DAR ES SALAAM, Tanzania — Vice President Kamala Harris on Thursday encouraged Tanzania’s fragile progress toward a more inclusive government, stepping onto the front lines of America’s push to strengthen democracy in Africa as part of her weeklong trip to the continent.
Standing alongside Samia Suluhu Hassan, Tanzania’s first female president, Harris cited recent decisions from Tanzania such as lifting a ban on opposition rallies and encouraging more press freedom as “important and meaningful steps” toward democratic reforms. Hassan has undone some of Tanzania’s more oppressive policies even though she came to power as a member of the ruling party.
“You have been a champion in the sense of democratic reforms in this country, and in that way have expanded our partnership,” Harris said.
Hassan noted Tanzania’s participation in a virtual summit on democracy hosted by the White House this week, saying it “sends a clear message that the fathers of democracy recognize our efforts in building a democratic nation.”
The Tanzanian leader is finishing out the term of President John Magufuli, who earned a reputation for stamping out dissent, arresting critics and forcing them into exile, before he died in office.

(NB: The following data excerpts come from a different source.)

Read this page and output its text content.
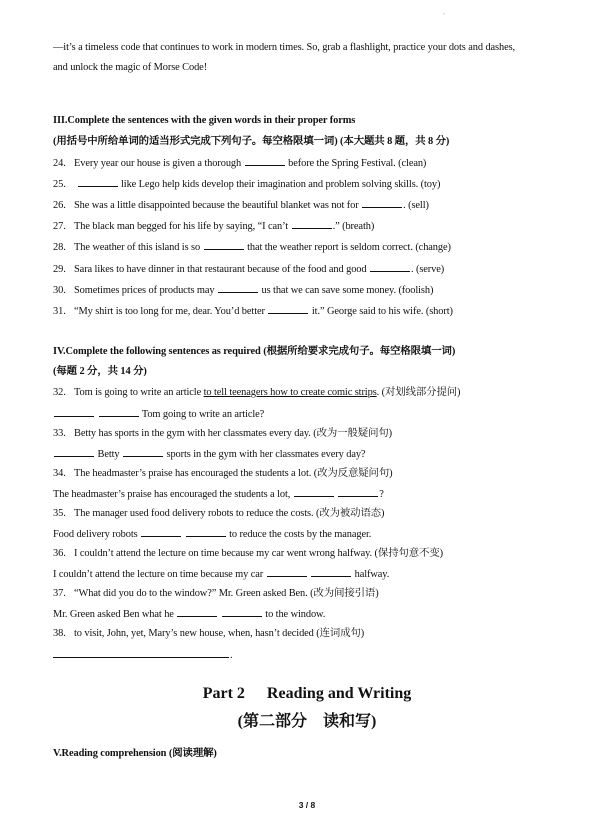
`
—it’s a timeless code that continues to work in modern times. So, grab a flashlight, practice your dots and dashes,
and unlock the magic of Morse Code!
III.Complete the sentences with the given words in their proper forms
(用括号中所给单词的适当形式完成下列句子。每空格限填一词) (本大题共 8 题，共 8 分)
24. Every year our house is given a thorough	before the Spring Festival. (clean)
25.	like Lego help kids develop their imagination and problem solving skills. (toy)
26. She was a little disappointed because the beautiful blanket was not for	. (sell)
27. The black man begged for his life by saying, “I can’t	.” (breath)
28. The weather of this island is so	that the weather report is seldom correct. (change)
29. Sara likes to have dinner in that restaurant because of the food and good	. (serve)
30. Sometimes prices of products may	us that we can save some money. (foolish)
31. “My shirt is too long for me, dear. You’d better	it.” George said to his wife. (short)
IV.Complete the following sentences as required (根据所给要求完成句子。每空格限填一词)
(每题 2 分，共 14 分)
32. Tom is going to write an article to tell teenagers how to create comic strips. (对划线部分提问)
Tom going to write an article?
33. Betty has sports in the gym with her classmates every day. (改为一般疑问句)
Betty	sports in the gym with her classmates every day?
34. The headmaster’s praise has encouraged the students a lot. (改为反意疑问句)
The headmaster’s praise has encouraged the students a lot,	?
35. The manager used food delivery robots to reduce the costs. (改为被动语态)
Food delivery robots	to reduce the costs by the manager.
36. I couldn’t attend the lecture on time because my car went wrong halfway. (保持句意不变)
I couldn’t attend the lecture on time because my car	halfway.
37. “What did you do to the window?” Mr. Green asked Ben. (改为间接引语)
Mr. Green asked Ben what he	to the window.
38. to visit, John, yet, Mary’s new house, when, hasn’t decided (连词成句)
.
Part 2 Reading and Writing
(第二部分　读和写)
V.Reading comprehension (阅读理解)
3 / 8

Hard-liners have been uncomfortable with some of Hassan’s changes, however, which could cost her in the next election two years from now.
The meeting between Hassan and Harris, the first woman to be America’s vice president, was a noteworthy show of support from the United States as it deepens its outreach to Africa. Harris announced $560 million in U.S. assistance for Tanzania, some of which will require congressional approval. The money is intended to expand the countries’ trade relationship, as well as encourage democratic governance.
Hassan also pushed for the U.S. to make long duration visas available for Tanzanian citizens, something she said would improve ties between the countries. Issues with U.S. visas, from availability to processing delays, have generated frustration around Africa.
“There’s so much excitement here, and people are saying it’s like madam president’s efforts in changing the country are being rewarded with recognition from an economic and political superpower that is the U.S.,” said Tanzania-based analyst Mohamed Issa Hemed.
America’s push on democracy is a delicate issue here. Washington has backed African dictators when it believes doing so serves U.S. interests and that has led to accusations of hypocrisy. In addition, the Jan. 6, 2021, attack on the U.S. Capitol raised questions over whether democracy remains secure even in the world’s most powerful country.
When the U.S. promotes democracy, it risks a backlash from Africans who sense paternalism. Some African leaders also see the issue as a backdoor effort to meddle in their internal affairs and strengthen opposition politicians. They note that China asks no such questions about democracy when its looking to cut lucrative deals in Africa.